Oxford from above

Harrison Street Real Estate Capital has raised €700 million for its second European specialty housing fund.

The Chicago-based manager closed Harrison Street European Property Partners II on €500 million – 25 percent more than its €400 million target – and raised an additional €200 million in co-investment capital, PERE has learned. Both pools reached their hard-caps.

The firm will focus on student housing and other residential property types, such as micro-living and rental apartments, throughout Europe. So far it has already deployed roughly €400 million – or 57 percent of the total equity raised – to acquire 24 properties, Rob Mathias, senior managing director and head of international investment at Harrison Street, said.

Early investments have been near Irish colleges in Dublin and Cork, Mathias told PERE. Harrison Street also made investments in Spain and the UK while scouting out deals in France and Germany. “It’s really a pan-European strategy,” he said. “We have a presence in most of the major markets to date and we’re continuing to look at the ones where we do not.”

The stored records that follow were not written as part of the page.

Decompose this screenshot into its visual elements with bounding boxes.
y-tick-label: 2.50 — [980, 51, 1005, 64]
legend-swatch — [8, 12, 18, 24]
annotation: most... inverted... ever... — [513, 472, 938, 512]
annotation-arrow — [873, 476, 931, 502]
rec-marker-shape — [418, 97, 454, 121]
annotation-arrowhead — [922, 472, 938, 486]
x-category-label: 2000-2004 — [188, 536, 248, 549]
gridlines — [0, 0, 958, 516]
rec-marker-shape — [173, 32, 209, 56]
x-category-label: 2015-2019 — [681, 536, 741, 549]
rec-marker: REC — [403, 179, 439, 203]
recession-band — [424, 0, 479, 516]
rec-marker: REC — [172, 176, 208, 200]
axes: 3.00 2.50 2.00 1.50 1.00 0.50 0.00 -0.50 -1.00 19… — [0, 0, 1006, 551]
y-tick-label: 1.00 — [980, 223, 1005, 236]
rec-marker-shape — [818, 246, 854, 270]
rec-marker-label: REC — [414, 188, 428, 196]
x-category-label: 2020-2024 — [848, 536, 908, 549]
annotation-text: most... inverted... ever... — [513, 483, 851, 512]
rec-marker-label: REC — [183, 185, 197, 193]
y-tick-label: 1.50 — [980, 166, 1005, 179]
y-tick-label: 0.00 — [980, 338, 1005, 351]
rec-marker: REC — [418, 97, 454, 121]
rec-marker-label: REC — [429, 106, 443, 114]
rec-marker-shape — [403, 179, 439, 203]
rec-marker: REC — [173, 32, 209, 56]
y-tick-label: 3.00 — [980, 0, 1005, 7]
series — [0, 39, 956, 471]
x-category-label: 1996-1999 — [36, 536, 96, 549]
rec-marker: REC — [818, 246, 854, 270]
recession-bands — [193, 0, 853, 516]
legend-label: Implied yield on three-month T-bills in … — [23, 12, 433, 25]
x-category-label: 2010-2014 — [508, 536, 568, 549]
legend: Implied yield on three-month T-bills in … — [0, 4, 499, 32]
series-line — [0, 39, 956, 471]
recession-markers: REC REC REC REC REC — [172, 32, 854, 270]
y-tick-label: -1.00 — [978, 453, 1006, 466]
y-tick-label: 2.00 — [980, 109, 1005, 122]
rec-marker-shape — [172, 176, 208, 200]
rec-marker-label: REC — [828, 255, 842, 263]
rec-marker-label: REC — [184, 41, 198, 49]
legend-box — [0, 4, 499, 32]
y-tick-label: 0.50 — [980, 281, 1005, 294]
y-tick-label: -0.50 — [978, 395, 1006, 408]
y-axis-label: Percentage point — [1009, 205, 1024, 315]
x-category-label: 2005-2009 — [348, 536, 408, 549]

Mathias declined to specify how much of the invested capital came from the co-investment pool, though he noted the firm is ahead of schedule on its deployment, which is set to wrap up next year.

Christopher Merrill, Harrison Street’s founder and chief executive, said more than half the capital committed to the fund came from repeat investors. The vehicle’s predecessor, Harrison Street European Property Partners I, closed on €235 million in May 2015 and has returned 44 percent of its capital to investors to date.

Despite increasing hesitation about investing in real estate late in the cycle, investors were drawn to the firm’s second European fund because they viewed it as a safe bet in otherwise uncertain times, Merrill said.

“Many investors are cautious now,” he said. “But, when you look at the asset classes we focus on, which cater to demographic trends, there’s clearly demand in Europe and around the world. Investors are looking to be defensive and still make good risk-adjusted returns and we can do both with these assets.”

Capital raising for European-specific strategies in traditional closed-end vehicles is down in the early months of 2019. At $4.42 billion through the first quarter, it is 17 percent off last year’s pace, according to PERE data. However, that seems to have more to do with the rising popularity of global funds raised by large managers, which roughly doubled year on year. North American and Asia-Pacific strategies have dropped off more steeply, down 30 percent and 65 percent, respectively, from the first quarter of 2018.

Harrison Street views higher education as a catalyst for increased housing demand. This thesis has led the manager to acquire 150,000 student housing beds since 2005. In Europe alone, it manages 15,000 beds and Mathias sees opportunities for growth even amid the uncertainty of Brexit.

“We’re long-term investors,” he said. “There will be a day when the UK and the EU decide their fate but, in the meantime, there are still many students traveling to the UK to study from the US, Asia and elsewhere. With the quality of the universities in the UK, it is hard to ignore as a market that’s important to our strategy.”

The student housing sector has attracted only a modest amount of global fundraising capital to date in 2019. Only $67 million was committed to student housing-centric funds during the first three months of the year, according to PERE data, accounting for less than 2 percent of funds raised for closed-end vehicles during the period. By comparison, office funds drew $1.95 billion, while multifamily vehicles pulled in $1.54 billion in the quarter.